La politique publique des 1000 premiers jours de l’enfant
Publié le Mis à jour le 22/01/2026 |
Les 1000 premiers jours est le moment de vie qui va du 4e mois de grossesse aux deux ans révolus de l’enfant. Parce que c’est une période clef pour le développement de l’enfant, sa santé et celle de l’adulte qu’il deviendra, le Gouvernement a décidé d’en faire une politique prioritaire.
Pourquoi les 1000 premiers jours de l’enfant sont-ils déterminants ?
Les connaissances scientifiques ont montré que durant cette période :
- le cerveau et le corps se développent à une vitesse extraordinaire : l’enfant interagit, explore et découvre le monde ;
- les environnements où grandit l’enfant, ses premières expériences de vie influencent son développement mais aussi sa santé future.
Cette période est ainsi un moment crucial pour répondre aux besoins essentiels de l’enfant et prévenir des inégalités qui se forment dès le plus jeune âge.
Repenser notre action publique en repartant des besoins de l’enfant et de ses parents
Une commission d’experts présidée par le neuropsychiatre Boris Cyrulnik s’est réunie en 2020 à l’initiative du président de la République, Emmanuel Macron, lors de son premier mandat. Le rapport qui en découle a permis d’identifier les facteurs favorables au développement de l’enfant et les leviers pour investir davantage l’accompagnement des familles pendant les 1000 premiers jours.
De ce rapport est née la politique publique des 1000 premiers jours. Son approche globale consiste à travailler de façon interministérielle, décloisonnée, entre acteurs de la santé, du social et du médico-social, et à concevoir ensemble une action complète et coordonnée.

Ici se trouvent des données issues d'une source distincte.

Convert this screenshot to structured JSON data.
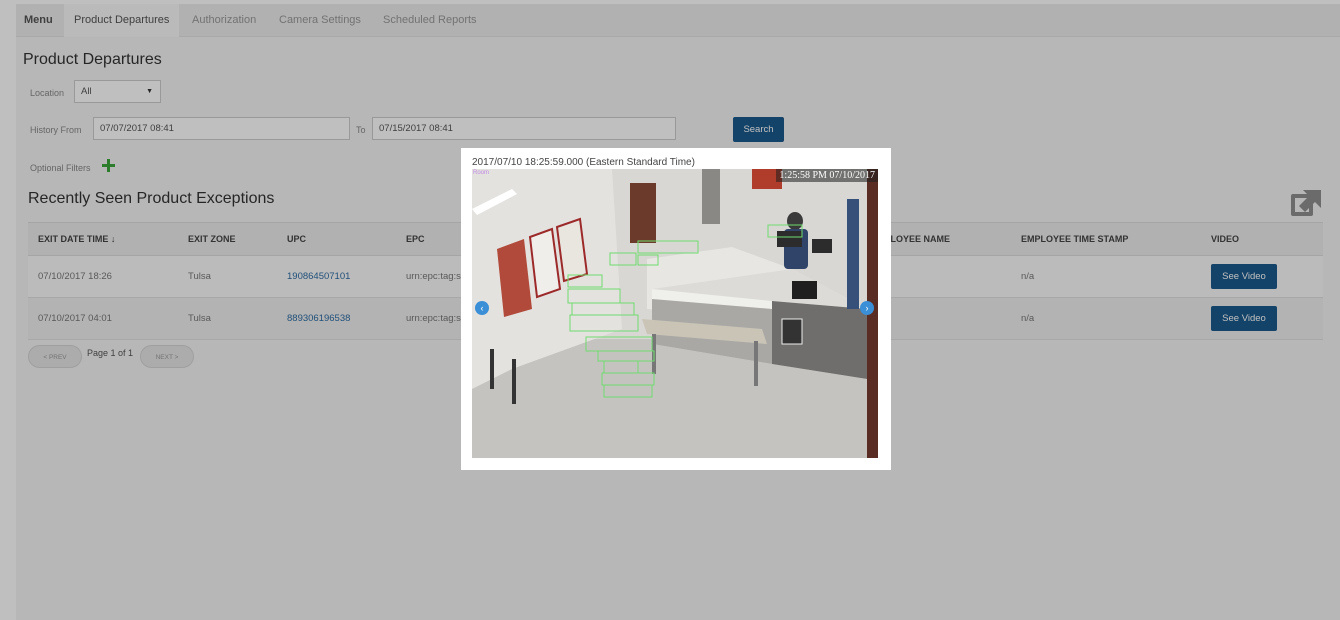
{
  "navbar": {
    "brand": "Menu",
    "items": [
      "Product Departures",
      "Authorization",
      "Camera Settings",
      "Scheduled Reports"
    ]
  },
  "page": {
    "title": "Product Departures",
    "location_label": "Location",
    "location_value": "All",
    "history_from_label": "History From",
    "history_from_value": "07/07/2017 08:41",
    "to_label": "To",
    "to_value": "07/15/2017 08:41",
    "search_button": "Search",
    "optional_filters": "Optional Filters"
  },
  "exceptions": {
    "title": "Recently Seen Product Exceptions",
    "columns": [
      "EXIT DATE TIME",
      "EXIT ZONE",
      "UPC",
      "EPC",
      "EMPLOYEE NAME",
      "EMPLOYEE TIME STAMP",
      "VIDEO"
    ],
    "sort_indicator": "↓",
    "rows": [
      {
        "exit_date_time": "07/10/2017 18:26",
        "exit_zone": "Tulsa",
        "upc": "190864507101",
        "epc": "urn:epc:tag:s",
        "employee_time_stamp": "n/a",
        "video": "See Video"
      },
      {
        "exit_date_time": "07/10/2017 04:01",
        "exit_zone": "Tulsa",
        "upc": "889306196538",
        "epc": "urn:epc:tag:s",
        "employee_time_stamp": "n/a",
        "video": "See Video"
      }
    ]
  },
  "pager": {
    "prev": "< PREV",
    "text": "Page 1 of 1",
    "next": "NEXT >"
  },
  "modal": {
    "timestamp": "2017/07/10 18:25:59.000 (Eastern Standard Time)",
    "camera_overlay": "1:25:58 PM 07/10/2017",
    "camera_tag": "Room"
  },
  "colors": {
    "primary": "#1b5a8c",
    "link": "#2d6ba3",
    "plus": "#3aa63a",
    "motion_box": "#6fdc6f"
  }
}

Sur le terrain, les agences régionales de santé (ARS) et les directions régionales de l'économie, de l'emploi, du travail et des solidarités (DREETS) animent le déploiement tant des actions que de la démarche. Elles travaillent en lien étroit avec les caisses d’allocations familiales (CAF), les caisses d’assurance maladie (CPAM), la Mutualité sociale agricole (MSA) et les collectivités territoriales.
L’action gouvernementale sur les 1000 premiers jours est suivie dans le cadre du Comité interministériel à l’enfance. Elle intègre notamment un volet d’action en faveur de la santé et le bien-être du jeune enfant et de ses parents. Les feuilles de route successives ont servi de levier pour déployer les actions clés du programme.
De 2021 à 2024, des actions concrètes sur cinq axes prioritaires
L’enjeu est de proposer aux futurs et nouveaux parents un accompagnement adapté et sans rupture de continuité et de construire des environnements favorables au développement et à la santé de l’enfant. Depuis 2021, cinq principaux objectifs sont visés :
1. Mettre à disposition des parents et futurs parents des informations simples, accessibles et fiables
Notamment en utilisant les potentialités du numérique :
- le site 1000-premiers-jours.fr,
- l’application mobile des 1 000 premiers jours,
- le livret de nos 1000 premiers jours,
- le « widget » blues pour prévenir des risques de dépression post-partum.
Retrouver également les outils créés par Santé publique France (affiche, flyer et spots)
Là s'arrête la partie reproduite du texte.